Sind bereits Schulden aufgelaufen, greift § 22 Abs. 8 SGB II: Schulden können übernommen werden, soweit dies zur Sicherung der Unterkunft oder zur Behebung einer vergleichbaren Notlage gerechtfertigt ist. Sie sollen übernommen werden, wenn dies gerechtfertigt und notwendig ist und sonst Wohnungslosigkeit einzutreten droht. Geleistet wird in der Regel als Darlehen, das später mit den laufenden Leistungen verrechnet wird. Das gilt ausdrücklich auch für Energieschulden, also für eine drohende Strom- oder Gassperre. Warte in so einem Fall nicht ab: Je näher der Sperrtermin, desto enger wird der Spielraum.

Häufige Fragen

Übernimmt das Jobcenter die Heizkosten?

Ja, angemessene Heizkosten in tatsächlicher Höhe (§ 22 Abs. 1 Satz 1 SGB II), eine Pauschale gibt es nicht. Für die Heizung gilt keine Karenzzeit, die Angemessenheit kann also ab dem ersten Monat geprüft werden.

Zahlt das Jobcenter den Strom?

Den Haushaltsstrom nicht, er steckt im Regelbedarf (§ 20 Abs. 1 SGB II). Nur Heizstrom und der Anteil für die Warmwassererzeugung sind ausgenommen und werden gesondert berücksichtigt.

Welche Nebenkosten übernimmt das Jobcenter?

Alle Betriebskosten aus dem Katalog des § 2 Betriebskostenverordnung, die im Mietvertrag umgelegt sind: Grundsteuer, Wasser, Abwasser, Müll, Aufzug, Hauswart, Versicherung, Gartenpflege, Breitbandanschluss und weitere. Verwaltungs- und Instandhaltungskosten sind nicht umlagefähig.

Was passiert mit dem Guthaben aus der Nebenkostenabrechnung?

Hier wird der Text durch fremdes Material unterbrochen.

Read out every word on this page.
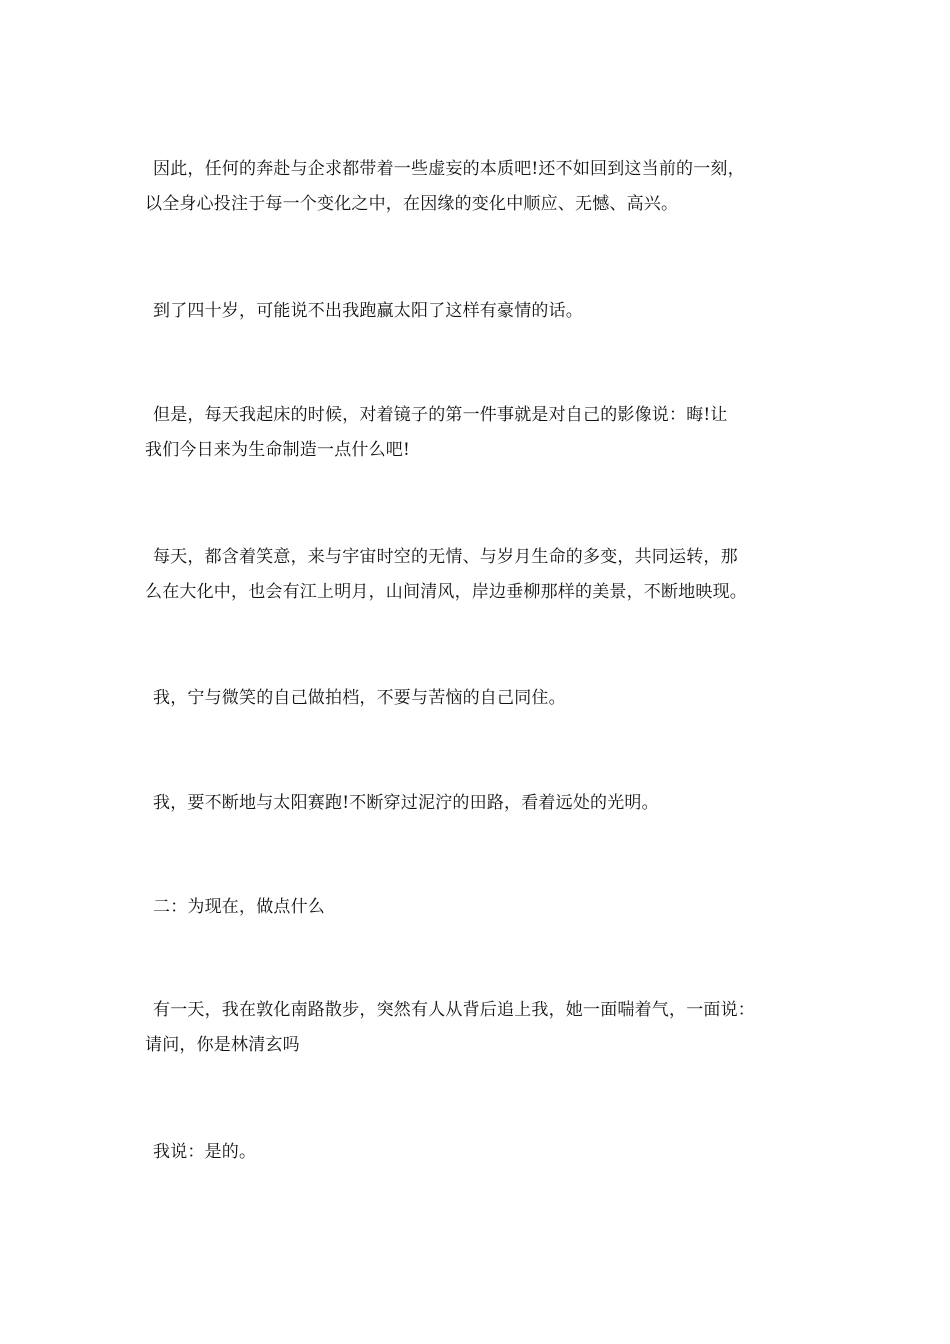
因此，任何的奔赴与企求都带着一些虚妄的本质吧!还不如回到这当前的一刻，
以全身心投注于每一个变化之中，在因缘的变化中顺应、无憾、高兴。

到了四十岁，可能说不出我跑赢太阳了这样有豪情的话。

但是，每天我起床的时候，对着镜子的第一件事就是对自己的影像说：晦!让
我们今日来为生命制造一点什么吧!

每天，都含着笑意，来与宇宙时空的无情、与岁月生命的多变，共同运转，那
么在大化中，也会有江上明月，山间清风，岸边垂柳那样的美景，不断地映现。

我，宁与微笑的自己做拍档，不要与苦恼的自己同住。

我，要不断地与太阳赛跑!不断穿过泥泞的田路，看着远处的光明。

二：为现在，做点什么

有一天，我在敦化南路散步，突然有人从背后追上我，她一面喘着气，一面说：
请问，你是林清玄吗

我说：是的。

Es mindert die anerkannte Miete im Folgemonat (§ 22 Abs. 3 SGB II). Ein Stromguthaben und der Teil, der auf nicht anerkannte Kosten entfällt, bleiben außer Betracht.

Zahlt das Jobcenter eine Heizöllieferung oder Pellets?

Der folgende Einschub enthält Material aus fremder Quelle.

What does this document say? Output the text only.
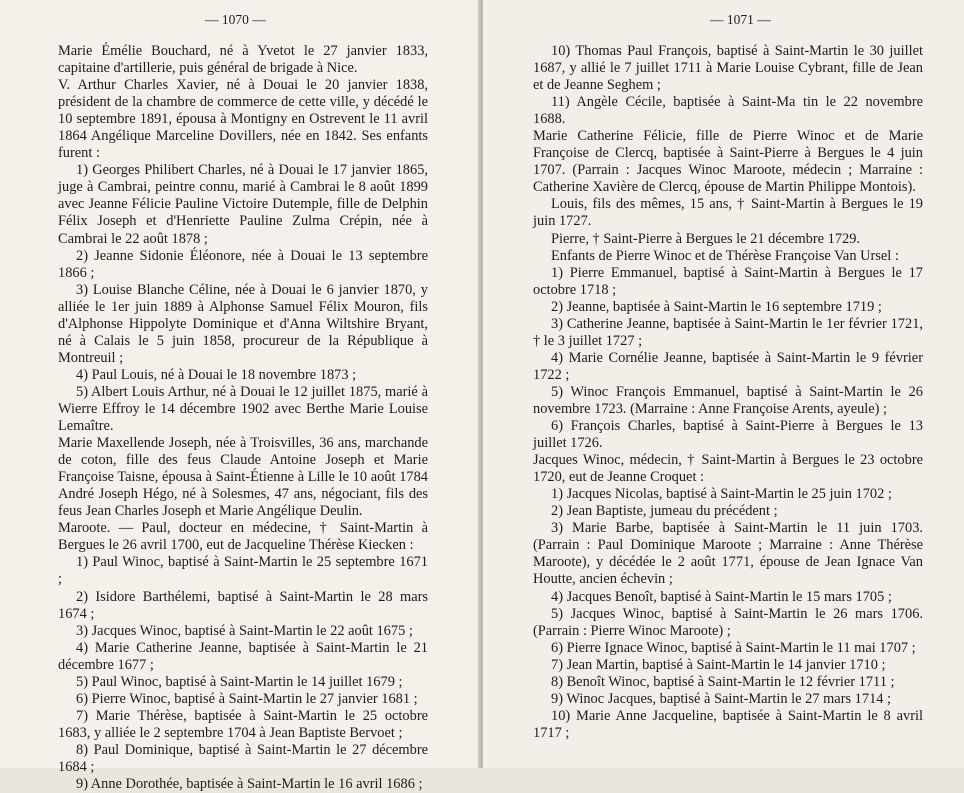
— 1070 —

Marie Émélie Bouchard, né à Yvetot le 27 janvier 1833, capitaine d'artillerie, puis général de brigade à Nice.

V. Arthur Charles Xavier, né à Douai le 20 janvier 1838, président de la chambre de commerce de cette ville, y décédé le 10 septembre 1891, épousa à Montigny en Ostrevent le 11 avril 1864 Angélique Marceline Dovillers, née en 1842. Ses enfants furent :

1) Georges Philibert Charles, né à Douai le 17 janvier 1865, juge à Cambrai, peintre connu, marié à Cambrai le 8 août 1899 avec Jeanne Félicie Pauline Victoire Dutemple, fille de Delphin Félix Joseph et d'Henriette Pauline Zulma Crépin, née à Cambrai le 22 août 1878 ;

2) Jeanne Sidonie Éléonore, née à Douai le 13 septembre 1866 ;

3) Louise Blanche Céline, née à Douai le 6 janvier 1870, y alliée le 1er juin 1889 à Alphonse Samuel Félix Mouron, fils d'Alphonse Hippolyte Dominique et d'Anna Wiltshire Bryant, né à Calais le 5 juin 1858, procureur de la République à Montreuil ;

4) Paul Louis, né à Douai le 18 novembre 1873 ;

5) Albert Louis Arthur, né à Douai le 12 juillet 1875, marié à Wierre Effroy le 14 décembre 1902 avec Berthe Marie Louise Lemaître.

Marie Maxellende Joseph, née à Troisvilles, 36 ans, marchande de coton, fille des feus Claude Antoine Joseph et Marie Françoise Taisne, épousa à Saint-Étienne à Lille le 10 août 1784 André Joseph Hégo, né à Solesmes, 47 ans, négociant, fils des feus Jean Charles Joseph et Marie Angélique Deulin.

Maroote. — Paul, docteur en médecine, † Saint-Martin à Bergues le 26 avril 1700, eut de Jacqueline Thérèse Kiecken :

1) Paul Winoc, baptisé à Saint-Martin le 25 septembre 1671 ;

2) Isidore Barthélemi, baptisé à Saint-Martin le 28 mars 1674 ;

3) Jacques Winoc, baptisé à Saint-Martin le 22 août 1675 ;

4) Marie Catherine Jeanne, baptisée à Saint-Martin le 21 décembre 1677 ;

5) Paul Winoc, baptisé à Saint-Martin le 14 juillet 1679 ;

6) Pierre Winoc, baptisé à Saint-Martin le 27 janvier 1681 ;

7) Marie Thérèse, baptisée à Saint-Martin le 25 octobre 1683, y alliée le 2 septembre 1704 à Jean Baptiste Bervoet ;

8) Paul Dominique, baptisé à Saint-Martin le 27 décembre 1684 ;

9) Anne Dorothée, baptisée à Saint-Martin le 16 avril 1686 ;

— 1071 —

10) Thomas Paul François, baptisé à Saint-Martin le 30 juillet 1687, y allié le 7 juillet 1711 à Marie Louise Cybrant, fille de Jean et de Jeanne Seghem ;

11) Angèle Cécile, baptisée à Saint-Ma tin le 22 novembre 1688.

Marie Catherine Félicie, fille de Pierre Winoc et de Marie Françoise de Clercq, baptisée à Saint-Pierre à Bergues le 4 juin 1707. (Parrain : Jacques Winoc Maroote, médecin ; Marraine : Catherine Xavière de Clercq, épouse de Martin Philippe Montois).

Louis, fils des mêmes, 15 ans, † Saint-Martin à Bergues le 19 juin 1727.

Pierre, † Saint-Pierre à Bergues le 21 décembre 1729.

Enfants de Pierre Winoc et de Thérèse Françoise Van Ursel :

1) Pierre Emmanuel, baptisé à Saint-Martin à Bergues le 17 octobre 1718 ;

2) Jeanne, baptisée à Saint-Martin le 16 septembre 1719 ;

3) Catherine Jeanne, baptisée à Saint-Martin le 1er février 1721, † le 3 juillet 1727 ;

4) Marie Cornélie Jeanne, baptisée à Saint-Martin le 9 février 1722 ;

5) Winoc François Emmanuel, baptisé à Saint-Martin le 26 novembre 1723. (Marraine : Anne Françoise Arents, ayeule) ;

6) François Charles, baptisé à Saint-Pierre à Bergues le 13 juillet 1726.

Jacques Winoc, médecin, † Saint-Martin à Bergues le 23 octobre 1720, eut de Jeanne Croquet :

1) Jacques Nicolas, baptisé à Saint-Martin le 25 juin 1702 ;

2) Jean Baptiste, jumeau du précédent ;

3) Marie Barbe, baptisée à Saint-Martin le 11 juin 1703. (Parrain : Paul Dominique Maroote ; Marraine : Anne Thérèse Maroote), y décédée le 2 août 1771, épouse de Jean Ignace Van Houtte, ancien échevin ;

4) Jacques Benoît, baptisé à Saint-Martin le 15 mars 1705 ;

5) Jacques Winoc, baptisé à Saint-Martin le 26 mars 1706. (Parrain : Pierre Winoc Maroote) ;

6) Pierre Ignace Winoc, baptisé à Saint-Martin le 11 mai 1707 ;

7) Jean Martin, baptisé à Saint-Martin le 14 janvier 1710 ;

8) Benoît Winoc, baptisé à Saint-Martin le 12 février 1711 ;

9) Winoc Jacques, baptisé à Saint-Martin le 27 mars 1714 ;

10) Marie Anne Jacqueline, baptisée à Saint-Martin le 8 avril 1717 ;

Ja, in voller Höhe im Monat der Fälligkeit und ohne Verteilung auf zwölf Monate (BSG, Urteil vom 8. Mai 2019, B 14 AS 20/18 R). Antrag mit Kostenvoranschlag vor der Bestellung stellen.

Wie hoch ist der Mehrbedarf für Warmwasser?

Zwischen 2,86 und 12,95 Euro im Monat, je nach Regelbedarfsstufe (§ 21 Abs. 7 SGB II). Er gilt nur bei dezentraler Erzeugung über Boiler oder Durchlauferhitzer und für jede Person einzeln.

Kann das Jobcenter die Miete direkt an den Vermieter zahlen?

Ja, auf deinen Antrag hin sogar zwingend (§ 22 Abs. 7 SGB II). Ohne Antrag geschieht es, wenn die zweckentsprechende Verwendung nicht sichergestellt ist.